I have the following problem. I am trying to propagate multiple outputs out of my network which are scalars, for example, latency or memory consumption of respective layers in addition to the output itself. These outputs I would then like to add to the main loss, let’s say cross-entropy.
With a single GPU, I am using a
@dataclass to accumulate the respective scalar layer outputs in an accumulator that I then add to the loss, which contents I add to the main loss. However, I do have multiple GPUs that I could utilise for training and I am not sure how to propage the respective scalars and combine them such that I could use
.backward(). Any help is much appreciated. Thanks.
If you are using
nn.DataParallel the model will be replicated to each GPU and each model will get a chunk of your input batch.

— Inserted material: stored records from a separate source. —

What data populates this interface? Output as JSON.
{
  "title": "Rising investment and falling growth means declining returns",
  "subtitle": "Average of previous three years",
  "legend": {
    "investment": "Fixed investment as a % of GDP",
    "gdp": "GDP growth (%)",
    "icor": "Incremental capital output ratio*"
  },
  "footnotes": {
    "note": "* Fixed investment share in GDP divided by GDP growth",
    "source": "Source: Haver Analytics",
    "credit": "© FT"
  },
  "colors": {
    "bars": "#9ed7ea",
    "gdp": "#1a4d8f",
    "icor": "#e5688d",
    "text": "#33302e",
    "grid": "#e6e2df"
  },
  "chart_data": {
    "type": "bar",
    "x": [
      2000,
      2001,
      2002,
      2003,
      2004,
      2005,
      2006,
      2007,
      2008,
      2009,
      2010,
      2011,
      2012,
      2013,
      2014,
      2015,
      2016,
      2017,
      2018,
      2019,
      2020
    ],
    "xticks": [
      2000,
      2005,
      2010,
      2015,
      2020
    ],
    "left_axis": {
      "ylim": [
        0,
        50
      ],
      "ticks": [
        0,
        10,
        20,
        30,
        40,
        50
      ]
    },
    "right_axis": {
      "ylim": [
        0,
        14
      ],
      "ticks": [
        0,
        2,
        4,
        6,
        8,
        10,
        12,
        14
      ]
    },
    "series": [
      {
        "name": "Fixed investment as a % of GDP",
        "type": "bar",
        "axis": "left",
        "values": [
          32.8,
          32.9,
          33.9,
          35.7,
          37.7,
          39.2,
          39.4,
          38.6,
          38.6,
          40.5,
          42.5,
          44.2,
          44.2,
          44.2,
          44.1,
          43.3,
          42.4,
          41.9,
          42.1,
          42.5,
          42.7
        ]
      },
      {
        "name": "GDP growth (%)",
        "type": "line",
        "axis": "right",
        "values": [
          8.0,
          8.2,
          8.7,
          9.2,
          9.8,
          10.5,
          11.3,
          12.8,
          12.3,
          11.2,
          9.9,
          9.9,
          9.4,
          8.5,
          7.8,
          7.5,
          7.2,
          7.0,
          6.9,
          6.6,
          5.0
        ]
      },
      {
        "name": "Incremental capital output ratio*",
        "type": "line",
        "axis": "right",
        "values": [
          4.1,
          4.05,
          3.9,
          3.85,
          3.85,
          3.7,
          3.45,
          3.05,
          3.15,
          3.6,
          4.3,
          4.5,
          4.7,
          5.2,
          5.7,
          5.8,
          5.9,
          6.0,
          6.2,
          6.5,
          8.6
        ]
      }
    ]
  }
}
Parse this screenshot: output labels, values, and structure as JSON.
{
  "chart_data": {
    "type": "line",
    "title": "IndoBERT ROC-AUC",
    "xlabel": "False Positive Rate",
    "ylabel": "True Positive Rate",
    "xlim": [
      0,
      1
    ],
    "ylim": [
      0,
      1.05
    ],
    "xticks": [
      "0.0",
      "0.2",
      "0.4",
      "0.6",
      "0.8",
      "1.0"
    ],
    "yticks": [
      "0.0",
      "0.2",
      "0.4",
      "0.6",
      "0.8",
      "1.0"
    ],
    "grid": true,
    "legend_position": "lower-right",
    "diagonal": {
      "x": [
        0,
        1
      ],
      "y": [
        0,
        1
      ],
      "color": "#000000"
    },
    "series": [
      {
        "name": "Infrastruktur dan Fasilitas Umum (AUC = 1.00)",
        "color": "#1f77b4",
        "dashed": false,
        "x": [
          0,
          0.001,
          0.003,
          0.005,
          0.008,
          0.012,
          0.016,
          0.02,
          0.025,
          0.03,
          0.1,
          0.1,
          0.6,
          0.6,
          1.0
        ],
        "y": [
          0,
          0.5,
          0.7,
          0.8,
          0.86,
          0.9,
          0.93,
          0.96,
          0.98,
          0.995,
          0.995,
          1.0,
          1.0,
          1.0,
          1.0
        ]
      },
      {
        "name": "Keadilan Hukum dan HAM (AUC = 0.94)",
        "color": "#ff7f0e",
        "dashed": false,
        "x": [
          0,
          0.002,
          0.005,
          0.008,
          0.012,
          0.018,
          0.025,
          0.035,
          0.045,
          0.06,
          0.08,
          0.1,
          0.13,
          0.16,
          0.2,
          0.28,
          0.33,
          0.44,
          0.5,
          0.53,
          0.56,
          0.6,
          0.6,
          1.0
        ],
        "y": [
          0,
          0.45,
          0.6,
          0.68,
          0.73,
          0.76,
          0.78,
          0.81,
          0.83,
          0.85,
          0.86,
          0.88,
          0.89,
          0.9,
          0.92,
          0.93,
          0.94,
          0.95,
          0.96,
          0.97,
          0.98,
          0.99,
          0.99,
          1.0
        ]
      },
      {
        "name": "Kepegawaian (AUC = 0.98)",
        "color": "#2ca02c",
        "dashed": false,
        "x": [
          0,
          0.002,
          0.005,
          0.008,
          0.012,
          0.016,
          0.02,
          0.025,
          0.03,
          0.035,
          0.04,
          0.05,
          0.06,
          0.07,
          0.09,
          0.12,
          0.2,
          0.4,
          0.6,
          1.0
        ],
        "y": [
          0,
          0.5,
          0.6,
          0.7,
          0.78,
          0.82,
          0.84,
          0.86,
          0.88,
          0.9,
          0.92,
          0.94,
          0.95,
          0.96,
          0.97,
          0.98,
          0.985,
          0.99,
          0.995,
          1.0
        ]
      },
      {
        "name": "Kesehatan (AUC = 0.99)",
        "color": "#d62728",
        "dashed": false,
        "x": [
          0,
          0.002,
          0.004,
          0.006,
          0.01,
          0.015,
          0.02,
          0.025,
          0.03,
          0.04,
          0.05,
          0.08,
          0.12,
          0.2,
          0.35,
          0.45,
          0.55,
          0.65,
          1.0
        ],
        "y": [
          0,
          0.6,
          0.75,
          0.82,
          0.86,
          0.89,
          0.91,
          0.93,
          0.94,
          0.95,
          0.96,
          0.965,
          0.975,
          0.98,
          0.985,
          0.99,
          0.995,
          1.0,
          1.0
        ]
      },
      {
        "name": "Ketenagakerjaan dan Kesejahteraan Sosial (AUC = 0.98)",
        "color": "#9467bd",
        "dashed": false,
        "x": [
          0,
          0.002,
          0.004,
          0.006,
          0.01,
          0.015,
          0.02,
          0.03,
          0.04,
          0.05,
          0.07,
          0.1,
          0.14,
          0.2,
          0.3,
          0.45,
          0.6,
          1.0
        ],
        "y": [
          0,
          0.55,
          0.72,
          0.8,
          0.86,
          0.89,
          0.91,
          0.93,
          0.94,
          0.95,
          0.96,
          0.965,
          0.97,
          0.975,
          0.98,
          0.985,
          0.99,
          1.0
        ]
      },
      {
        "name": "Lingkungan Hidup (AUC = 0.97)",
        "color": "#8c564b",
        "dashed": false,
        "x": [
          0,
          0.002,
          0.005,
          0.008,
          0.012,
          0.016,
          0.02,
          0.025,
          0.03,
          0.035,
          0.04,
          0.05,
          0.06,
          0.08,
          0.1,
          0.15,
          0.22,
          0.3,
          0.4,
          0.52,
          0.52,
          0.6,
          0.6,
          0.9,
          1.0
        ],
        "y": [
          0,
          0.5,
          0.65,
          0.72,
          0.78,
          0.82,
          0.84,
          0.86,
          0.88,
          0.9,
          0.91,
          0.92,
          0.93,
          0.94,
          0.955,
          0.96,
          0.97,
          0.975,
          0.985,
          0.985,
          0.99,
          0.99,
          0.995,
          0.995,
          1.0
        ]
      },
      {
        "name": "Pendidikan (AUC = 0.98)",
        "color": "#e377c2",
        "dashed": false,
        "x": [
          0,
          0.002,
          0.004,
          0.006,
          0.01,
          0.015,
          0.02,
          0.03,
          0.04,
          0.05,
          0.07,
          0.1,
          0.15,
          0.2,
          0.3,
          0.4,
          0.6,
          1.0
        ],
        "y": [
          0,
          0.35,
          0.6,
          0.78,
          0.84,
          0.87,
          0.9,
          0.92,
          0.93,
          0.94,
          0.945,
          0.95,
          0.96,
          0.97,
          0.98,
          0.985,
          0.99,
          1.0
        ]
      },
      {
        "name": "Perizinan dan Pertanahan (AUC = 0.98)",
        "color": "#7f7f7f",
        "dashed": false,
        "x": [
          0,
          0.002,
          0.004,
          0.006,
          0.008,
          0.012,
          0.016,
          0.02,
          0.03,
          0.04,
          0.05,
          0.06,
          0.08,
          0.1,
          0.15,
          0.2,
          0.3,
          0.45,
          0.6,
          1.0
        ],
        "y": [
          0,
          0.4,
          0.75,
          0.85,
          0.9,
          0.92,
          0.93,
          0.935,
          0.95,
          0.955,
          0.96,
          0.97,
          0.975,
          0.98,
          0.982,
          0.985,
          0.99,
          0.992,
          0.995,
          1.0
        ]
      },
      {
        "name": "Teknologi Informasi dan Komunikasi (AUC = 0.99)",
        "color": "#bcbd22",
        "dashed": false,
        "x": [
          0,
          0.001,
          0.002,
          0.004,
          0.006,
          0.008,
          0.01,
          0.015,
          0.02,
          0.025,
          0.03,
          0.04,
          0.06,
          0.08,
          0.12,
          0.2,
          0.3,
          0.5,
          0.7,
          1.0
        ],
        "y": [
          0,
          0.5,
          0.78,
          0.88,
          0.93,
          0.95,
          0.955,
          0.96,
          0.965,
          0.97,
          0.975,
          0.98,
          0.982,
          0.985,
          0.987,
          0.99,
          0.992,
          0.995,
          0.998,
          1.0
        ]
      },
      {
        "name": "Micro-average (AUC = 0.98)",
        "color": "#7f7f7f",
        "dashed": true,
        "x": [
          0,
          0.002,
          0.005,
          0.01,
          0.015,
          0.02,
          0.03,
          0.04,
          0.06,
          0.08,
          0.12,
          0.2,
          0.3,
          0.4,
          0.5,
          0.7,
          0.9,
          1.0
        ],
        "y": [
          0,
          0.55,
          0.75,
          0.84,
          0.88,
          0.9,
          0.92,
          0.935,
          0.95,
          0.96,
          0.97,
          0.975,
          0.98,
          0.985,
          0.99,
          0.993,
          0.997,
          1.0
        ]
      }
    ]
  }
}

The output will be gathered on the default device, so most likely you wouldn’t have to change anything.
However, I’m not sure about the use case.
How are you calculating the memory consumption and is this operation differentiable?
I assume it’s not differentiable so that your accumulated loss will in fact just be the
Thank you for getting back to me. I forgot to mention that the scalars are multiplied by a parameter that I would like to learn (I am experimenting with neural architecture search).
When I did some small-scale experiments, I did not observe any errors so it has to be my implementation that is wrong, nevertheless, thank you for your clarification.